Polisi Korea Selatan secara resmi menetapkan Lee Jae-won, direktur utama bursa cryptocurrency Bithumb, sebagai tersangka dalam penyelidikan suap. Tuduhan tersebut berpusat pada perekrutan kerabat seorang anggota parlemen, demikian disampaikan otoritas pada Selasa.
Tuduhan
Menurut polisi, tuduhan suap melibatkan Lee yang mengatur pekerjaan bagi kerabat seorang legislator. Anggota parlemen tertentu dan waktu perekrutan belum diungkap secara rinci ke publik. Penyidik sedang memeriksa apakah pekerjaan tersebut ditawarkan sebagai imbalan atas perlakuan yang menguntungkan atau keuntungan lainnya.

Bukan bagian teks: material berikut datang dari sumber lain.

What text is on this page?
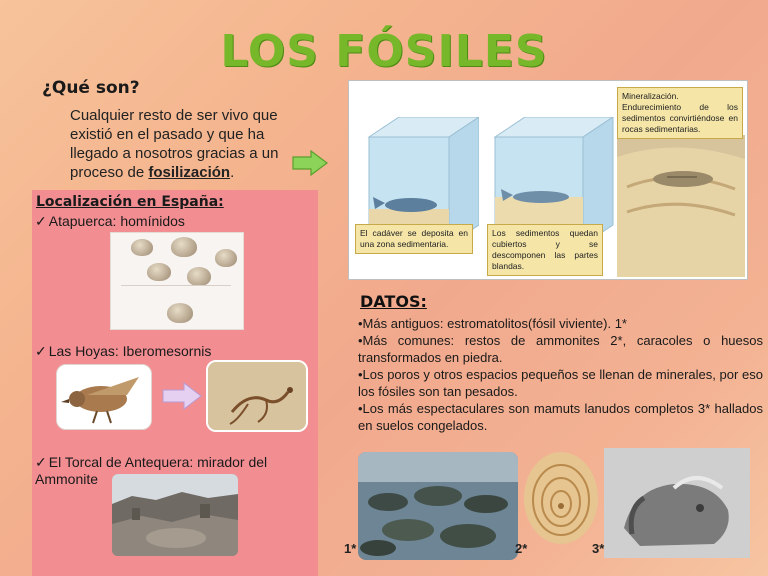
LOS FÓSILES
¿Qué son?
Cualquier resto de ser vivo que existió en el pasado y que ha llegado a nosotros gracias a un proceso de fosilización.
Localización en España:
✓ Atapuerca: homínidos
✓ Las Hoyas: Iberomesornis
✓ El Torcal de Antequera: mirador del Ammonite
El cadáver se deposita en una zona sedimentaria.
Los sedimentos quedan cubiertos y se descomponen las partes blandas.
Mineralización. Endurecimiento de los sedimentos convirtiéndose en rocas sedimentarias.
DATOS:

•Más antiguos: estromatolitos(fósil viviente). 1*

•Más comunes: restos de ammonites 2*, caracoles o huesos transformados en piedra.

•Los poros y otros espacios pequeños se llenan de minerales, por eso los fósiles son tan pesados.

•Los más espectaculares son mamuts lanudos completos 3* hallados en suelos congelados.

1*	2*	3*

Penetapan sebagai Tersangka
Di Korea Selatan, ditetapkan sebagai tersangka berarti seseorang secara resmi sedang dalam penyelidikan tetapi belum tentu ditangkap. Langkah ini memungkinkan polisi untuk memeriksa Lee dan mengumpulkan bukti. Hal ini tidak serta-merta mengandung praduga bersalah. Jaksa nantinya akan memutuskan apakah akan mengajukan surat perintah penangkapan.
Lanskap Hukum Bithumb
Bithumb adalah salah satu bursa cryptocurrency terbesar di negara ini. Kasus ini menjadi masalah hukum terbaru bagi pimpinan perusahaan. Lee belum memberikan pernyataan publik apa pun terkait tuduhan tersebut. Polisi mengatakan penyelidikan masih berlangsung dan menolak berkomentar mengenai kemungkinan adanya tersangka tambahan.
Bursa itu sendiri belum didakwa, dan belum jelas apakah perusahaan menghadapi tanggung jawab langsung. Regulator di Korea Selatan telah memperketat pengawasan terhadap platform aset digital, meskipun kasus suap ini tampaknya merupakan perkara pidana yang terpisah.
Untuk saat ini, fokus tertuju pada Lee dan tuduhan tersebut. Penyidik dijadwalkan akan memanggilnya untuk diperiksa dalam beberapa hari ke depan.